William Le Baron Jenney - Advent of The Steel-frame Skyscraper

Advent of The Steel-frame Skyscraper

Jenney is best known for designing the ten-story Home Insurance Building in Chicago. The building was the first fully metal-framed building, and is considered the first skyscraper. It was built from 1884 to 1885, enlarged in 1891, and demolished in 1931. In his designs, he used metal columns and beams, instead of stone and brick to support the building's upper levels. The steel needed to support the Home Insurance Building weighed only one-third as much as a ten-story building made of heavy masonry. Using this method, the weight of the building was reduced, thus allowing the possibility to construct even taller structures. Later, he solved the problem of fireproof construction for tall buildings by using masonry, iron, and terra cotta flooring and partitions. In the years from 1889 to 1891, he displayed his system in the construction of the Second Leiter Building, also in Chicago.
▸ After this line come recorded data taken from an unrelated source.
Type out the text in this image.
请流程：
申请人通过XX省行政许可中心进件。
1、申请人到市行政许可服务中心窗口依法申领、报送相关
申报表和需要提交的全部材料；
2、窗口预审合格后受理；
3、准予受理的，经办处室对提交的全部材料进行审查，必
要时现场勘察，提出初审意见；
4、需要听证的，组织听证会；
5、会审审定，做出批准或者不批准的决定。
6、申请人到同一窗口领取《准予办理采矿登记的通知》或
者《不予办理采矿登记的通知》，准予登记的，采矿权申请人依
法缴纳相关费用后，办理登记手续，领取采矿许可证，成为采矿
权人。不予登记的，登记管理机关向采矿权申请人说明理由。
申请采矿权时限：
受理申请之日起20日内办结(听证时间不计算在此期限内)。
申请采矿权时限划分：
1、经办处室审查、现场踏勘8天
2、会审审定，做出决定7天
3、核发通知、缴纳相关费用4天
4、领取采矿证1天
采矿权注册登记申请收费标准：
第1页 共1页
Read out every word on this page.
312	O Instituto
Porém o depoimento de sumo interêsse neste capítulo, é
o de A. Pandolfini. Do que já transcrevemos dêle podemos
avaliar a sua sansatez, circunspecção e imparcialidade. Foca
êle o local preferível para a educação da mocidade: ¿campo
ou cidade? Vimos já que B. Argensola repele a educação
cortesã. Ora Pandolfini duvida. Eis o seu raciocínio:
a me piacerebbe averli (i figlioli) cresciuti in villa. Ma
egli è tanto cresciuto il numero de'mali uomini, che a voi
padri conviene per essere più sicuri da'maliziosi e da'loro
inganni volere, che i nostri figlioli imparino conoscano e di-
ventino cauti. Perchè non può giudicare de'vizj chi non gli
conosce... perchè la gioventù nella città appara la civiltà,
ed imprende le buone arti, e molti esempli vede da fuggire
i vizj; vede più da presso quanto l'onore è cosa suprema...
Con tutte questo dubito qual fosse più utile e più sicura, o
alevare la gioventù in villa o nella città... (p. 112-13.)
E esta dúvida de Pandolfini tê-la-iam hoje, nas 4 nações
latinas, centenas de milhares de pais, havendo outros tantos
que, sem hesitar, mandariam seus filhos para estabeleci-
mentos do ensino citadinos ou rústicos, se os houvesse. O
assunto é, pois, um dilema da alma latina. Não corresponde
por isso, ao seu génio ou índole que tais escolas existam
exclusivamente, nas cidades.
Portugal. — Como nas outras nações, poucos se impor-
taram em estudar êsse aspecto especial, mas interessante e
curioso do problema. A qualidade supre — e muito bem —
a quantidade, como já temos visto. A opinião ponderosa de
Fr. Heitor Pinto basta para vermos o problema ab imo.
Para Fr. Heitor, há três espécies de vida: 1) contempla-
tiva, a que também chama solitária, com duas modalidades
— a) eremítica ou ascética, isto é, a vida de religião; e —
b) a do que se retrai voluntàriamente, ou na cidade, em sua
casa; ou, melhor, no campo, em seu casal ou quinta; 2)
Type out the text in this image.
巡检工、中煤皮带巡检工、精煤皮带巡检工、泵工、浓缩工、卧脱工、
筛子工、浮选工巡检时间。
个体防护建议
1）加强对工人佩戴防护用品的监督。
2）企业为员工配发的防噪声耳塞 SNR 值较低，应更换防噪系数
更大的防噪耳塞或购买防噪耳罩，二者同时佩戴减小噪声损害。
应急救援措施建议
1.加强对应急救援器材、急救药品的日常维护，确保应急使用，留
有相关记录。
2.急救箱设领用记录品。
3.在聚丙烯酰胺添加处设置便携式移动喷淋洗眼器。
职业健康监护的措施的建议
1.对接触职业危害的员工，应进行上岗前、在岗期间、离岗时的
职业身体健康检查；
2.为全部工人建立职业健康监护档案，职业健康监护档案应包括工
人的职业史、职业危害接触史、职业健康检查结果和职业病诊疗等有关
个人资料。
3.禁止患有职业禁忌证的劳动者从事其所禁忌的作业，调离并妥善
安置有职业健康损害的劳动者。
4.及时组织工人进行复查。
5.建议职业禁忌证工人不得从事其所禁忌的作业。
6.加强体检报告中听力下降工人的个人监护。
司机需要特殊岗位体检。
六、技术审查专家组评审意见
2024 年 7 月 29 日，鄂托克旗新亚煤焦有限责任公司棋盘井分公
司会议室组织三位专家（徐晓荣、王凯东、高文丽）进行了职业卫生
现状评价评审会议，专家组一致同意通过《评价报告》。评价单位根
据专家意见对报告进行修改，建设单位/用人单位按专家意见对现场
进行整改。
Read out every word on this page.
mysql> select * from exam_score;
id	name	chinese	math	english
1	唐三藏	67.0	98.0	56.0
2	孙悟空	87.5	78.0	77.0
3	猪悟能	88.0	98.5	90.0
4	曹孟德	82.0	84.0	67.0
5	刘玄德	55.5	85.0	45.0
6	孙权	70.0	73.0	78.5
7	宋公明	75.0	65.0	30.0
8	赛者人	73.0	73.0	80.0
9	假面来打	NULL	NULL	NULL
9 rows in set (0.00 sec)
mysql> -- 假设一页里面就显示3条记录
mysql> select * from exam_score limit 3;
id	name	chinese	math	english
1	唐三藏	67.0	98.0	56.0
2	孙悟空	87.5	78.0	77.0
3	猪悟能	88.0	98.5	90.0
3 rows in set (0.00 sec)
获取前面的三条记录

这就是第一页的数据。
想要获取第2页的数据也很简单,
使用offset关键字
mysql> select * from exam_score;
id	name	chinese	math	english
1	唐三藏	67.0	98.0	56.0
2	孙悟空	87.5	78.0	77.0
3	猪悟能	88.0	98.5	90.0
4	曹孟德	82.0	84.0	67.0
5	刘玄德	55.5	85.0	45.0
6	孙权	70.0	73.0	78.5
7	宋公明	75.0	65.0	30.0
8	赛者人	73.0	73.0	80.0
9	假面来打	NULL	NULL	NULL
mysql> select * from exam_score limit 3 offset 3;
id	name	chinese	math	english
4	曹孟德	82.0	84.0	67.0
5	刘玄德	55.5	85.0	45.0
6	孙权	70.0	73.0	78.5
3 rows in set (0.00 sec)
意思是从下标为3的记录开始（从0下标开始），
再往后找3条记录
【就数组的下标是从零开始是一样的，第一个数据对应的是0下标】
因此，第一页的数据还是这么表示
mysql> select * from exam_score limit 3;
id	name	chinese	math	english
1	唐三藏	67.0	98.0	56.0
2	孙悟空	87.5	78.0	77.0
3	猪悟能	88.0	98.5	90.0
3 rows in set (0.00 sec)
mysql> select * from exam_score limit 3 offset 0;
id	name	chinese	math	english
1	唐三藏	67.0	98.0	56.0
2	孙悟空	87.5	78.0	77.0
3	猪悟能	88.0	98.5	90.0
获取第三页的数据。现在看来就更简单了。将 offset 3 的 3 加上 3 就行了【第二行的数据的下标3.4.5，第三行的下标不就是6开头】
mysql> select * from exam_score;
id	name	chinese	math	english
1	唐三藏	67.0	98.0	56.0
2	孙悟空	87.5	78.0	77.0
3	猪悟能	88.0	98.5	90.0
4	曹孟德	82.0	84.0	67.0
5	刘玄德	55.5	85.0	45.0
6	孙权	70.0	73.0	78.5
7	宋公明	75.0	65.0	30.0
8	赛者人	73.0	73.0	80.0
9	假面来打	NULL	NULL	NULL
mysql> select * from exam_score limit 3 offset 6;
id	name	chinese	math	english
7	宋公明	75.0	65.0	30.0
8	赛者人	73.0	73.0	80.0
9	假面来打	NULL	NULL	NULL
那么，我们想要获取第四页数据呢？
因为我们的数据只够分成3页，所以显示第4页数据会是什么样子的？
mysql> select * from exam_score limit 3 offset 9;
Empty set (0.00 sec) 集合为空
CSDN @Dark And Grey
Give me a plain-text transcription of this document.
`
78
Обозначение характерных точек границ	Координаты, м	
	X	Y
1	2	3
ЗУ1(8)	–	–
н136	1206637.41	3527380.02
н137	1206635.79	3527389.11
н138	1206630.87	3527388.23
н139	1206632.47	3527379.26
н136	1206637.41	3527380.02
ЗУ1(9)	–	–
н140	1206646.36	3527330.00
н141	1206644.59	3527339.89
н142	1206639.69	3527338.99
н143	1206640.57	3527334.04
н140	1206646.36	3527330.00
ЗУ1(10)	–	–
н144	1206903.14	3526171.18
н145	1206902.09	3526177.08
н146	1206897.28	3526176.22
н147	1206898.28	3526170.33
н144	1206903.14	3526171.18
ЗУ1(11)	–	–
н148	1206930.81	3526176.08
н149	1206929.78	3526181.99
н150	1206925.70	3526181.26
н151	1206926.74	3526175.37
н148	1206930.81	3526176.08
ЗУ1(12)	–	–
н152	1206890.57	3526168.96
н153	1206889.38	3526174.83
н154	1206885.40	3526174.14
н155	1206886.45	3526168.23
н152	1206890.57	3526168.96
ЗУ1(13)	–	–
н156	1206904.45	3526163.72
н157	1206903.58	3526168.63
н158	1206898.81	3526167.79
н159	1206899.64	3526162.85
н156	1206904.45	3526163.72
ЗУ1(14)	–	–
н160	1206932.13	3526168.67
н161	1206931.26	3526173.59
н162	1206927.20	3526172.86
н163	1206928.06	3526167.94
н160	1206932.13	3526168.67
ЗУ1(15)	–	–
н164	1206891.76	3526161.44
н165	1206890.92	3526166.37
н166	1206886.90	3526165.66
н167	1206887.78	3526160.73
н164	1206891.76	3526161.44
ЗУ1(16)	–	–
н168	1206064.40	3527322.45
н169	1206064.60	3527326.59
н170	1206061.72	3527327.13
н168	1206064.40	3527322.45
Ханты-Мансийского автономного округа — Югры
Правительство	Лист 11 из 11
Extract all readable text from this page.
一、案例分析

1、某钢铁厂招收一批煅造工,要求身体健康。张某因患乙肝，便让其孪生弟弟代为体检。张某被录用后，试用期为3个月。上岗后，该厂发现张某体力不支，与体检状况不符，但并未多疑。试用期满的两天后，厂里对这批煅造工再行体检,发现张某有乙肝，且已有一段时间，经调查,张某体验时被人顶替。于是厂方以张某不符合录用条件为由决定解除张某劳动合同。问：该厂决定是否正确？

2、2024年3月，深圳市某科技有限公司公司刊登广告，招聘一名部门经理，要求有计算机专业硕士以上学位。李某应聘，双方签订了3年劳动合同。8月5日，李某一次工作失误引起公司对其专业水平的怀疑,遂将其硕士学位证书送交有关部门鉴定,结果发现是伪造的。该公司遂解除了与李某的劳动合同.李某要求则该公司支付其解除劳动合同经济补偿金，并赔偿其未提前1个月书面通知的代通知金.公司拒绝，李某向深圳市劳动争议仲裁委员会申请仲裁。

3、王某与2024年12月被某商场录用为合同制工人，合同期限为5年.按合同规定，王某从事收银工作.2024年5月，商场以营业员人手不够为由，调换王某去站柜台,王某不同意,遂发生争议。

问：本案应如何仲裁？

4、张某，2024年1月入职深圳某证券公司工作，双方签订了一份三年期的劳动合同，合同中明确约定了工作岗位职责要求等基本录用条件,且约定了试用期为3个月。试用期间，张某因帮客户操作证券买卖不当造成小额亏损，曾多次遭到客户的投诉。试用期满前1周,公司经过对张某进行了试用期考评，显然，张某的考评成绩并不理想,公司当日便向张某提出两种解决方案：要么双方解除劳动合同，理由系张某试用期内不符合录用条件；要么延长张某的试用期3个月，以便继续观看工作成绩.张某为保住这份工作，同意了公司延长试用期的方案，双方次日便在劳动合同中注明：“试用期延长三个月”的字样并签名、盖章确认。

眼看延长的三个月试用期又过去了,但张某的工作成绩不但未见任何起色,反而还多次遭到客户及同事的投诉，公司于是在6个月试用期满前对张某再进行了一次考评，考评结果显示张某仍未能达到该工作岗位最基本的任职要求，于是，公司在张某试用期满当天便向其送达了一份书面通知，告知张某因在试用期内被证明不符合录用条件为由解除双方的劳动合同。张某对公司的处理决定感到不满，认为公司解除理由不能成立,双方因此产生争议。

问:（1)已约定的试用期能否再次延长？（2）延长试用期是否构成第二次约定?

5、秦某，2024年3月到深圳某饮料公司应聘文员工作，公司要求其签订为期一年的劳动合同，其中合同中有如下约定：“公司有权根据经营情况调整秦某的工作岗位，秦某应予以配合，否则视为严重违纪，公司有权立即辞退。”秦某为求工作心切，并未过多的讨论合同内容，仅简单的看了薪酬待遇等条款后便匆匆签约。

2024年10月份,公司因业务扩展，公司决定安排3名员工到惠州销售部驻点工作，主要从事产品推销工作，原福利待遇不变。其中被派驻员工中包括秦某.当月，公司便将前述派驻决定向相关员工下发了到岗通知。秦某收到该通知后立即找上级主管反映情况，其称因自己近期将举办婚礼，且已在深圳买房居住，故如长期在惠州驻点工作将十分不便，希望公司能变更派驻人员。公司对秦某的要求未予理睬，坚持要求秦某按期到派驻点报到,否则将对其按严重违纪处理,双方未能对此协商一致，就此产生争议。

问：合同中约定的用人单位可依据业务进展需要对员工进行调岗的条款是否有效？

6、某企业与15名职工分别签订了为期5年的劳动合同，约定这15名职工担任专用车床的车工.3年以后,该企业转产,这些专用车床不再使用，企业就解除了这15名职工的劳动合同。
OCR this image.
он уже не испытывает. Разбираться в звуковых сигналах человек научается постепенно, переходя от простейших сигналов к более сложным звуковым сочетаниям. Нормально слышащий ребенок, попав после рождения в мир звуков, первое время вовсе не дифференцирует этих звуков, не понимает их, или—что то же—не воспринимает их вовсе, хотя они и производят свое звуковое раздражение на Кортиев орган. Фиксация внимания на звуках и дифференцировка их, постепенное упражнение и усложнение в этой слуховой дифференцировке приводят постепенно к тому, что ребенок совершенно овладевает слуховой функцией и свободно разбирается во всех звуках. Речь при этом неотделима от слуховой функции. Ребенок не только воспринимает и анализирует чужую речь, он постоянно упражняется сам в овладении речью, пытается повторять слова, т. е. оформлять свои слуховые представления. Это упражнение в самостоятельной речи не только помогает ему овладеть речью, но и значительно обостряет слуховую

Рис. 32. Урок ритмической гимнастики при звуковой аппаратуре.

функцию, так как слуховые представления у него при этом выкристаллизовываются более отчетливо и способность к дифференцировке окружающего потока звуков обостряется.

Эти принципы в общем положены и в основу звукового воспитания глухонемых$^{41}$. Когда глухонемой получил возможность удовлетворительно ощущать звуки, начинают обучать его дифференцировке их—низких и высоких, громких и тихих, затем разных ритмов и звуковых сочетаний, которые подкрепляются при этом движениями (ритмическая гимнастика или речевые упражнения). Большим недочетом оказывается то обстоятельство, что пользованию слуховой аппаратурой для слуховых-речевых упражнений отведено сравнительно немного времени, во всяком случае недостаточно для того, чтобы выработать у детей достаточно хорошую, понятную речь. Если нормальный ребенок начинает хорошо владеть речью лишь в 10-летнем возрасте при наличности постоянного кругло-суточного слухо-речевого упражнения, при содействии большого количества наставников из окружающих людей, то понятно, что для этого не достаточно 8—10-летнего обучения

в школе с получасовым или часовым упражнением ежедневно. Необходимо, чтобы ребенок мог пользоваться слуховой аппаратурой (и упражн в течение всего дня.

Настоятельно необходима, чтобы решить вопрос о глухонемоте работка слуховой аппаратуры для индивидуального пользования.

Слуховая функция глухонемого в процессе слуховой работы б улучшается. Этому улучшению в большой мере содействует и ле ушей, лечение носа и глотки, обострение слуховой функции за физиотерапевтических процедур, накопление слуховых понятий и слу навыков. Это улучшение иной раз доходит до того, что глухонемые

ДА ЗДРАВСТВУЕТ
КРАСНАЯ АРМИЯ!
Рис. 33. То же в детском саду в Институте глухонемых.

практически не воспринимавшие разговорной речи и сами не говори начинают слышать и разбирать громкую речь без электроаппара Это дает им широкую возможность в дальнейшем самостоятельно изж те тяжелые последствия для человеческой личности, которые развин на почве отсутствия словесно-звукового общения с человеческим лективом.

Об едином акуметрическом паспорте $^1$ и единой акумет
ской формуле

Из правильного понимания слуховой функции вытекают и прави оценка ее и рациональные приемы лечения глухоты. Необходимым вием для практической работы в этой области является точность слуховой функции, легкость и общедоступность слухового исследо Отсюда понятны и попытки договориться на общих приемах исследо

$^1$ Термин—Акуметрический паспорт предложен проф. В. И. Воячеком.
According to popular story, one day he came home early and surprised his wife who was reading. She put her book down on top of a bird cage and ran to meet him. He strode across the room, lifted the book and dropped it back on the bird cage two or three times. Then, he exclaimed: "It works! It works! Don’t you see? If this little cage can hold this heavy book, why can’t an iron or steel cage be the framework for a whole building?" Jenney applied his new idea to the construction of the Home Insurance Building, the first skyscraper in the world, which was erected in 1884 at the corner of LaSalle and Monroe Streets in Chicago. The Home Insurance Building was the first example of a steel skeleton building, the first grid of iron columns, girders, beams and floor joists ever constructed.